Here's my understanding of why it matters (you can read these rules of civil procedure for a clear explanation. It's for the state of Mississippi, but the same concepts apply). A motion to dismiss doesn't necessarily speak to the issues. For example, you can move to dismiss on the basis that the court has no jurisdiction. In that case, if your motion succeeds, the other side can refile somewhere else. Or if you didn't say something the way you should have, the judge may give you the opportunity to fix your complaint. In fact, that happened in this case. Novell's first motion to dismiss was granted in part and denied in part. And here they are again, with an improved version of their complaint to include the special damages wording.

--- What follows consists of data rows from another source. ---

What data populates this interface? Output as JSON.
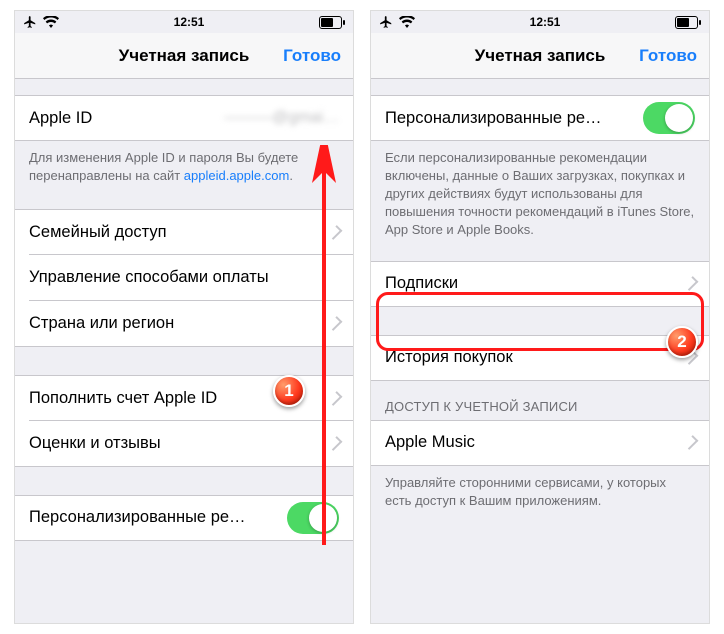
{
  "statusbar": {
    "time": "12:51"
  },
  "navbar": {
    "title": "Учетная запись",
    "done": "Готово"
  },
  "left": {
    "apple_id_label": "Apple ID",
    "apple_id_value": "———@gmai…",
    "footer_id_1": "Для изменения Apple ID и пароля Вы будете перенаправлены на сайт ",
    "footer_id_link": "appleid.apple.com",
    "family": "Семейный доступ",
    "payment": "Управление способами оплаты",
    "region": "Страна или регион",
    "topup": "Пополнить счет Apple ID",
    "ratings": "Оценки и отзывы",
    "personalized": "Персонализированные ре…"
  },
  "right": {
    "personalized": "Персонализированные ре…",
    "footer_pers": "Если персонализированные рекомендации включены, данные о Ваших загрузках, покупках и других действиях будут использованы для повышения точности рекомендаций в iTunes Store, App Store и Apple Books.",
    "subs": "Подписки",
    "history": "История покупок",
    "access_header": "ДОСТУП К УЧЕТНОЙ ЗАПИСИ",
    "apple_music": "Apple Music",
    "footer_access": "Управляйте сторонними сервисами, у которых есть доступ к Вашим приложениям."
  },
  "badges": {
    "b1": "1",
    "b2": "2"
  }
}
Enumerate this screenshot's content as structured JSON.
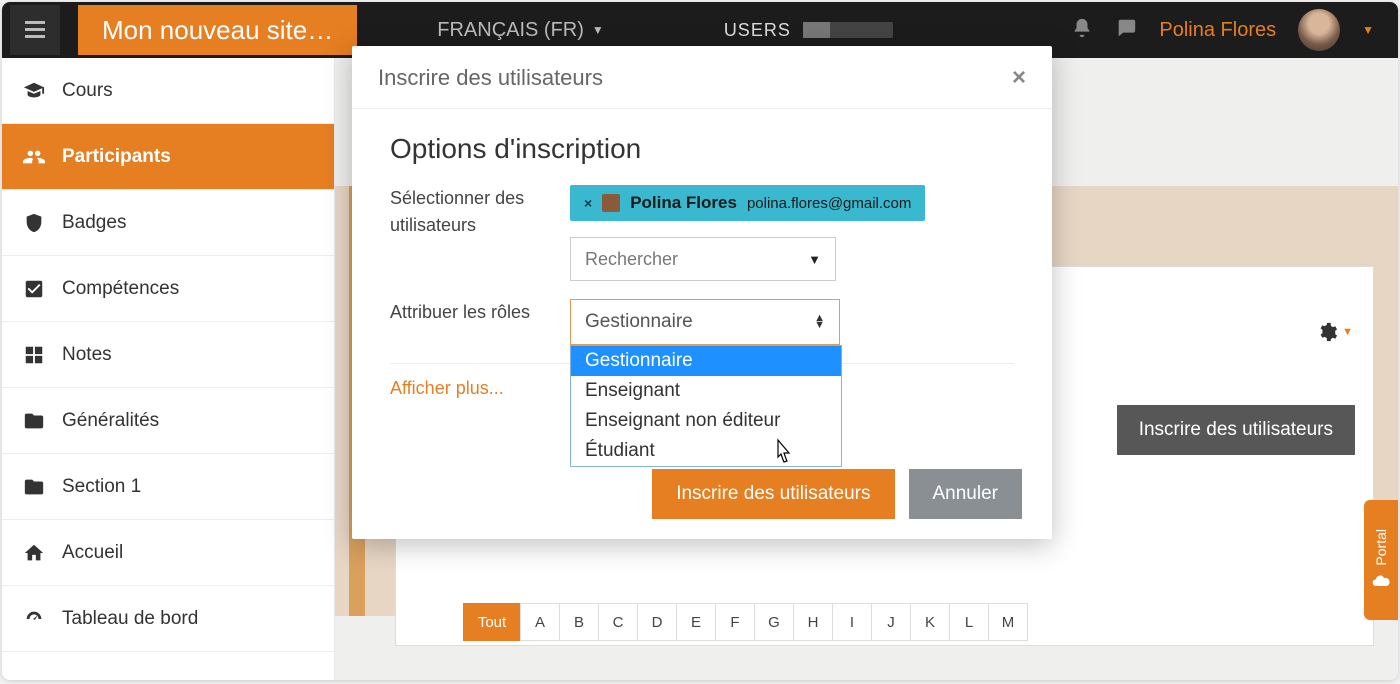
{
  "topbar": {
    "brand": "Mon nouveau site…",
    "language": "FRANÇAIS (FR)",
    "users_label": "USERS",
    "user_name": "Polina Flores"
  },
  "sidebar": {
    "items": [
      {
        "label": "Cours",
        "icon": "graduation"
      },
      {
        "label": "Participants",
        "icon": "users",
        "active": true
      },
      {
        "label": "Badges",
        "icon": "shield"
      },
      {
        "label": "Compétences",
        "icon": "check-square"
      },
      {
        "label": "Notes",
        "icon": "grid"
      },
      {
        "label": "Généralités",
        "icon": "folder"
      },
      {
        "label": "Section 1",
        "icon": "folder"
      },
      {
        "label": "Accueil",
        "icon": "home"
      },
      {
        "label": "Tableau de bord",
        "icon": "dashboard"
      }
    ]
  },
  "page": {
    "enrol_button": "Inscrire des utilisateurs",
    "alpha_all": "Tout",
    "alpha": [
      "A",
      "B",
      "C",
      "D",
      "E",
      "F",
      "G",
      "H",
      "I",
      "J",
      "K",
      "L",
      "M"
    ]
  },
  "modal": {
    "title": "Inscrire des utilisateurs",
    "section_title": "Options d'inscription",
    "select_users_label": "Sélectionner des utilisateurs",
    "selected_user": {
      "name": "Polina Flores",
      "email": "polina.flores@gmail.com"
    },
    "search_placeholder": "Rechercher",
    "assign_roles_label": "Attribuer les rôles",
    "role_selected": "Gestionnaire",
    "role_options": [
      "Gestionnaire",
      "Enseignant",
      "Enseignant non éditeur",
      "Étudiant"
    ],
    "show_more": "Afficher plus...",
    "submit": "Inscrire des utilisateurs",
    "cancel": "Annuler"
  },
  "portal": {
    "label": "Portal"
  }
}
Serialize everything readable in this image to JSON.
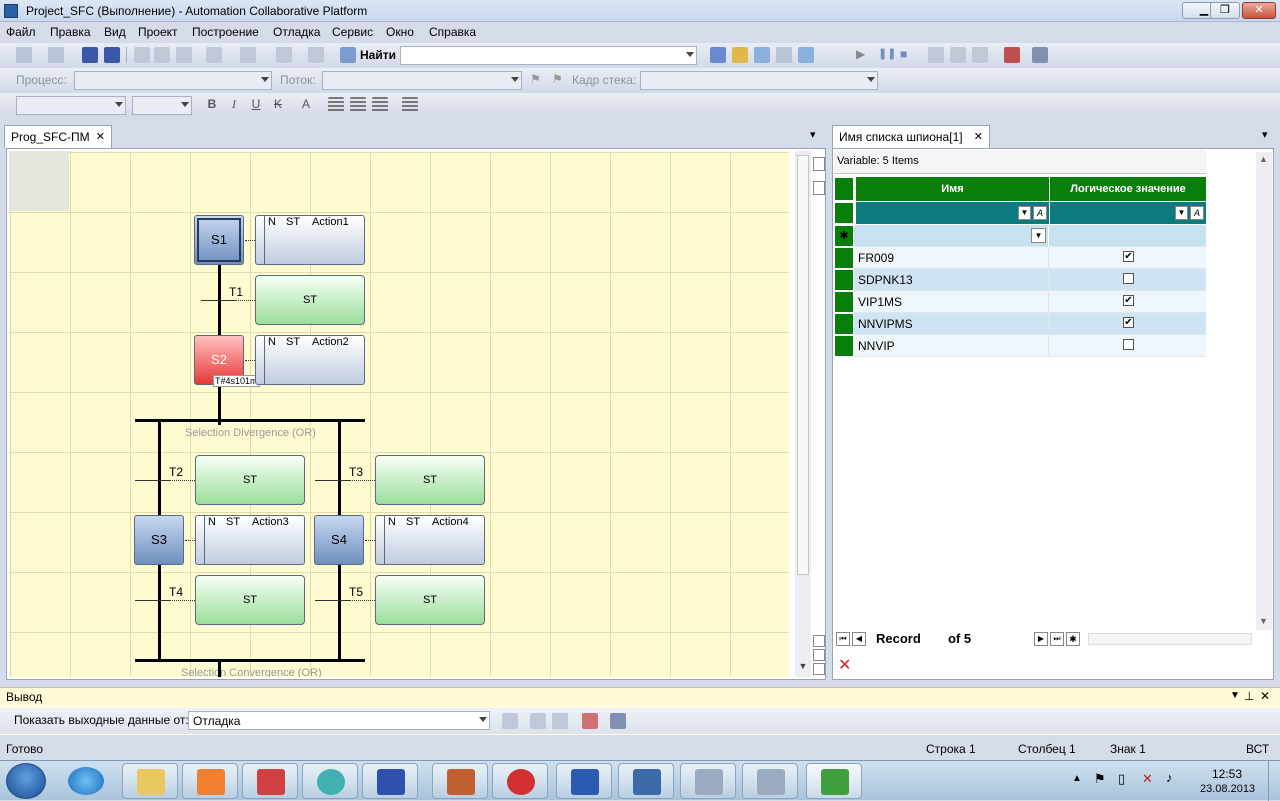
{
  "window": {
    "title": "Project_SFC (Выполнение) - Automation Collaborative Platform",
    "minimize": "▁",
    "maximize": "❐",
    "close": "✕"
  },
  "menu": [
    "Файл",
    "Правка",
    "Вид",
    "Проект",
    "Построение",
    "Отладка",
    "Сервис",
    "Окно",
    "Справка"
  ],
  "toolbar": {
    "find_label": "Найти",
    "find_value": "",
    "process_label": "Процесс:",
    "thread_label": "Поток:",
    "stack_label": "Кадр стека:",
    "bold": "B",
    "italic": "I",
    "underline": "U",
    "strike": "K",
    "fontA": "A"
  },
  "doc": {
    "tab": "Prog_SFC-ПМ",
    "close": "✕",
    "menu": "▾"
  },
  "sfc": {
    "steps": [
      {
        "name": "S1"
      },
      {
        "name": "S2"
      },
      {
        "name": "S3"
      },
      {
        "name": "S4"
      }
    ],
    "actions": [
      {
        "q": "N",
        "lang": "ST",
        "name": "Action1"
      },
      {
        "q": "N",
        "lang": "ST",
        "name": "Action2"
      },
      {
        "q": "N",
        "lang": "ST",
        "name": "Action3"
      },
      {
        "q": "N",
        "lang": "ST",
        "name": "Action4"
      }
    ],
    "transitions": [
      {
        "name": "T1",
        "body": "ST"
      },
      {
        "name": "T2",
        "body": "ST"
      },
      {
        "name": "T3",
        "body": "ST"
      },
      {
        "name": "T4",
        "body": "ST"
      },
      {
        "name": "T5",
        "body": "ST"
      }
    ],
    "timer": "T#4s101m",
    "divergence": "Selection Divergence (OR)",
    "convergence": "Selection Convergence (OR)"
  },
  "spy": {
    "tab": "Имя списка шпиона[1]",
    "close": "✕",
    "summary": "Variable: 5 Items",
    "col_name": "Имя",
    "col_value": "Логическое значение",
    "rows": [
      {
        "name": "FR009",
        "value": "✔"
      },
      {
        "name": "SDPNK13",
        "value": ""
      },
      {
        "name": "VIP1MS",
        "value": "✔"
      },
      {
        "name": "NNVIPMS",
        "value": "✔"
      },
      {
        "name": "NNVIP",
        "value": ""
      }
    ],
    "nav": {
      "record": "Record",
      "of": "of 5",
      "first": "⏮",
      "prev": "◀",
      "next": "▶",
      "last": "⏭",
      "new": "✱"
    },
    "delete": "✕"
  },
  "output": {
    "title": "Вывод",
    "show_label": "Показать выходные данные от:",
    "source": "Отладка"
  },
  "status": {
    "ready": "Готово",
    "line": "Строка 1",
    "col": "Столбец 1",
    "char": "Знак 1",
    "ins": "ВСТ"
  },
  "clock": {
    "time": "12:53",
    "date": "23.08.2013"
  },
  "colors": {
    "grid_header": "#0a7e0a",
    "canvas": "#fffbd0",
    "active_step": "#e83838"
  }
}
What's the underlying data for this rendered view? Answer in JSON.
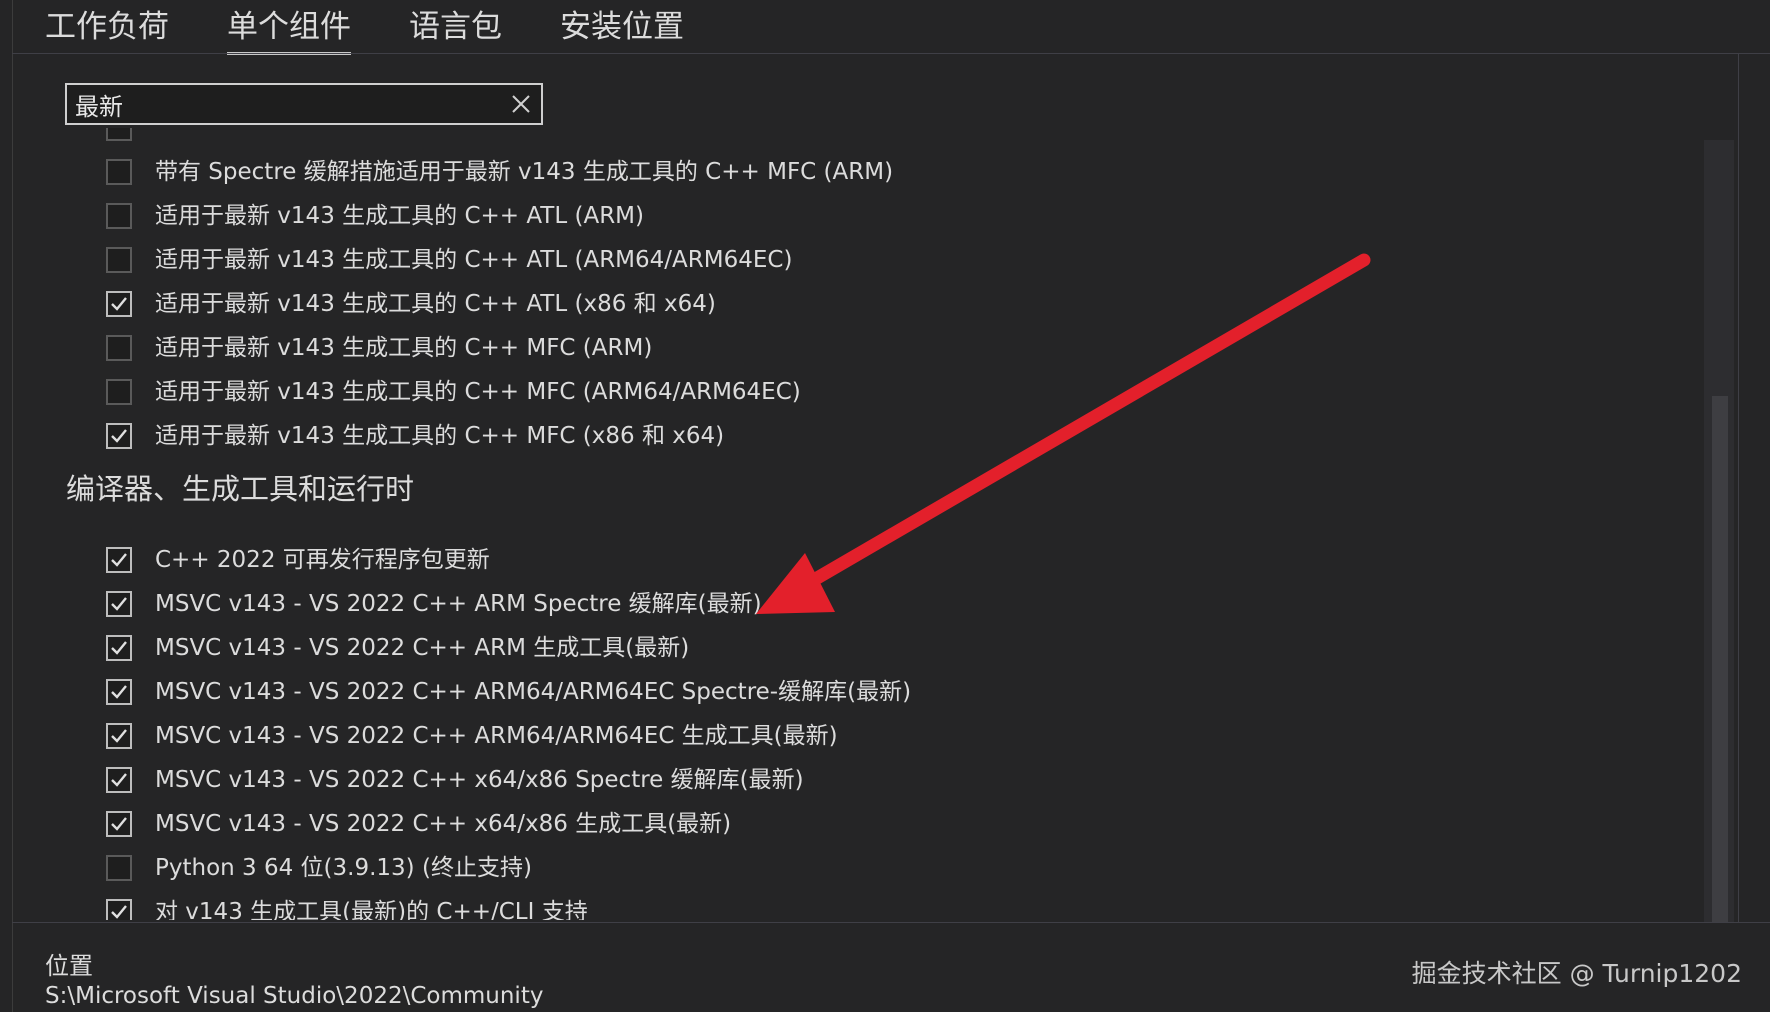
{
  "tabs": [
    {
      "label": "工作负荷",
      "active": false
    },
    {
      "label": "单个组件",
      "active": true
    },
    {
      "label": "语言包",
      "active": false
    },
    {
      "label": "安装位置",
      "active": false
    }
  ],
  "search": {
    "value": "最新"
  },
  "list_top": [
    {
      "label": "带有 Spectre 缓解措施适用于最新 v143 生成工具的 C++ MFC (ARM)",
      "checked": false
    },
    {
      "label": "适用于最新 v143 生成工具的 C++ ATL (ARM)",
      "checked": false
    },
    {
      "label": "适用于最新 v143 生成工具的 C++ ATL (ARM64/ARM64EC)",
      "checked": false
    },
    {
      "label": "适用于最新 v143 生成工具的 C++ ATL (x86 和 x64)",
      "checked": true
    },
    {
      "label": "适用于最新 v143 生成工具的 C++ MFC (ARM)",
      "checked": false
    },
    {
      "label": "适用于最新 v143 生成工具的 C++ MFC (ARM64/ARM64EC)",
      "checked": false
    },
    {
      "label": "适用于最新 v143 生成工具的 C++ MFC (x86 和 x64)",
      "checked": true
    }
  ],
  "section": {
    "heading": "编译器、生成工具和运行时",
    "items": [
      {
        "label": "C++ 2022 可再发行程序包更新",
        "checked": true
      },
      {
        "label": "MSVC v143 - VS 2022 C++ ARM Spectre 缓解库(最新)",
        "checked": true
      },
      {
        "label": "MSVC v143 - VS 2022 C++ ARM 生成工具(最新)",
        "checked": true
      },
      {
        "label": "MSVC v143 - VS 2022 C++ ARM64/ARM64EC Spectre-缓解库(最新)",
        "checked": true
      },
      {
        "label": "MSVC v143 - VS 2022 C++ ARM64/ARM64EC 生成工具(最新)",
        "checked": true
      },
      {
        "label": "MSVC v143 - VS 2022 C++ x64/x86 Spectre 缓解库(最新)",
        "checked": true
      },
      {
        "label": "MSVC v143 - VS 2022 C++ x64/x86 生成工具(最新)",
        "checked": true
      },
      {
        "label": "Python 3 64 位(3.9.13) (终止支持)",
        "checked": false
      },
      {
        "label": "对 v143 生成工具(最新)的 C++/CLI 支持",
        "checked": true
      }
    ]
  },
  "footer": {
    "location_label": "位置",
    "location_path": "S:\\Microsoft Visual Studio\\2022\\Community"
  },
  "watermark": "掘金技术社区 @ Turnip1202",
  "colors": {
    "arrow": "#e3202b",
    "background": "#252526"
  }
}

A motion for summary judgment, in contrast, is, as implied by the name, a decision, a ruling on the issues raised in the complaint, in this case saying at least that there are no issues of triable fact, that there is nothing on the table that needs a trial, because there is no case. The issue of copyright ownership could conceivably come into play, but it wouldn't have to, because the complaint is on slander of title only. The other side can't fix or amend its complaint or change where it is filed or refile on the issues decided. Obviously, Novell would prefer to bring this show to a close, with a final curtain.